Innsbruck/Umhausen - Am Rande von Tirols größtem Wasserfall, dem Stuibenfall im Ötztal, haben am Dienstag Bundeskanzler Wolfgang Schüssel und Landeshauptmann Herwig van Staa ihre Unterschrift unter die VP-Initiative einer "rot-weiß-roten Wassercharta" gesetzt. Die in zehn knappen Punkten formulierte politische Absichtserklärung war von Schüssel und Landwirtschaftsminister Josef Pröll erstmals vor einem Monat in Reichenau an der Rax unterzeichnet worden, weitere sommerliche Wasserevents sollen folgen.

Alpenschutzkommission

Konkreteres hat die internationale Alpenschutzkommission Cipra mit ihrem Entwurf zu einem Protokoll "Wasser" im Rahmen der Alpenkonvention im Sinn. Acht derartige Protokolle, u. a. zu den Themen Tourismus, Bergwald und Verkehr, sind bereits ausverhandelt und ratifiziert. "Es sind somit völkerrechtlich verbindliche Verträge, die auch einklagbar sind", betont der österreichische Cipra-Vertreter Peter Haßlacher.

Ein zentraler Punkt des Cipra-Vorschlages ist die internationale Zusammenarbeit, etwa mit einem integrierten Flussmanagement bei grenzüberschreitenden Flüssen wie Rhein und Inn. Sinnvoller Hochwasserschutz und vertretbare Nutzung seien nur durch gemeinsame Festlegungen und Aufteilung der Kosten auf alle betroffenen Länder möglich, meint Haßlacher.

Gletscherschutz

Vorgeschlagen wird auch ein Verbot "weiterer Erschließungen von Gletschern mit Infrastrukturen zu touristischen Zwecken". Setzt sich diese unmissverständliche Formulierung durch, wäre die Debatte um den Ausbau des Pitztaler Gletschers vom Tisch - allerdings befürchtet Haßlacher, dass diese Regelung erst in Kraft treten wird, wenn die Genehmigungsverfahren längst über die Bühne sind.

Beschneiung von Skipisten

Dauerhaft will das Protokoll die künstliche Beschneiung von Skipisten eingrenzen. Dieses touristische Interesse soll der Sicherung der Trinkwasserversorgung untergeordnet werden. Wassermangel, wie etwa im vergangenen Winter in manchen Regionen Kärntens und Südtirols, wäre dann Geschichte.
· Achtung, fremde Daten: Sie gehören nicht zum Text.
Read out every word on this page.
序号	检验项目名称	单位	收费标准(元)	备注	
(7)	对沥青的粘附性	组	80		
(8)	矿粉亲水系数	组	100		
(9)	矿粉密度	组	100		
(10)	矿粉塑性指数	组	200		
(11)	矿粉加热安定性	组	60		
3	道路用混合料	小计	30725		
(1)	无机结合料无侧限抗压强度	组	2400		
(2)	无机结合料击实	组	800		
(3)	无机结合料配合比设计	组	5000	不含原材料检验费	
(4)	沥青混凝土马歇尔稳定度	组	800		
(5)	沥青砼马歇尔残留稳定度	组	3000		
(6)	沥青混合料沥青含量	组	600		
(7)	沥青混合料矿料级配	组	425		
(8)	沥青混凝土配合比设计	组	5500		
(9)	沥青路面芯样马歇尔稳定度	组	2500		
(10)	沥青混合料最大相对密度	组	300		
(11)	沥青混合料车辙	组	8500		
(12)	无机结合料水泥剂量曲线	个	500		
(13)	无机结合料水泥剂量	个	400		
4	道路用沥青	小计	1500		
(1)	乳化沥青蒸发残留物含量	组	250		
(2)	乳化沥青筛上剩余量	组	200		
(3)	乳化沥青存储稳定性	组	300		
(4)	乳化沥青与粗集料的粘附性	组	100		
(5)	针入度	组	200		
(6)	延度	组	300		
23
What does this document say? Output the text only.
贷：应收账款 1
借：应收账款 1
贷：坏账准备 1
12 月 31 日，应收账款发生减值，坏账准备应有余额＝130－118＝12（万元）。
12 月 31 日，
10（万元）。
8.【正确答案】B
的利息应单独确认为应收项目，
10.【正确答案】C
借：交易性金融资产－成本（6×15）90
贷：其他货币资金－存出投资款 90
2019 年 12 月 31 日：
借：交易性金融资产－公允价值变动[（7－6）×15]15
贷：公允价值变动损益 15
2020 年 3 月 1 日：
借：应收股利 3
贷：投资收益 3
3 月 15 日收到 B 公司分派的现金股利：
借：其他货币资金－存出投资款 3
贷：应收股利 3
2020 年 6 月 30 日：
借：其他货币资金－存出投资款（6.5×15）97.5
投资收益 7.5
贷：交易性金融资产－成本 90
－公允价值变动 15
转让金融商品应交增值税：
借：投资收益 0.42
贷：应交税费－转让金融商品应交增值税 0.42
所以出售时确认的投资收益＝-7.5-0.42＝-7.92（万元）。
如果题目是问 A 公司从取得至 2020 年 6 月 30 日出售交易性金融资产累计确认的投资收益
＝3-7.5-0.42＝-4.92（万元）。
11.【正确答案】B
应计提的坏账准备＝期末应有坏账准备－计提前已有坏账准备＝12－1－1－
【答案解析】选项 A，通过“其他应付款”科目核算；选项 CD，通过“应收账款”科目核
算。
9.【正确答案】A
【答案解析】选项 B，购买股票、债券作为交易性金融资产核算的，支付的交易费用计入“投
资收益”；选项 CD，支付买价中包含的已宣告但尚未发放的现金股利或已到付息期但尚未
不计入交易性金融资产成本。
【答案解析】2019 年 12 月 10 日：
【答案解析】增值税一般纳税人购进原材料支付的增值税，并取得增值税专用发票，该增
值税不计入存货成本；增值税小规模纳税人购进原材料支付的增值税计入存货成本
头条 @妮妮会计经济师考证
Minister Pröll hat der Cipra Unterstützung bei den Zielen des Wasserprotokolls zugesagt und eine Initiative Österreichs beim nächsten Ständigen Ausschuss der Alpenkonvention im September in Reichenhall angekündigt. Günstigenfalls könnte das Wasserprotokoll im November 2004 beschlussreif sein, erklärt Haßlacher.

Keine Regelung kann das derzeitige massive Abtauen der alpinen Gletscher verhindern. 20 Grad im Hochgebirge und Plusgrade auch während der Nacht waren zuletzt keine Seltenheit. Tirols einst für den Sommerskilauf erschlossene Gletschergebiete haben den Betrieb längst eingestellt (ausgenommen der Hintertuxer Gletscher). (Hannes Schlosser, DER STANDARD Printausgabe 6.8.2003)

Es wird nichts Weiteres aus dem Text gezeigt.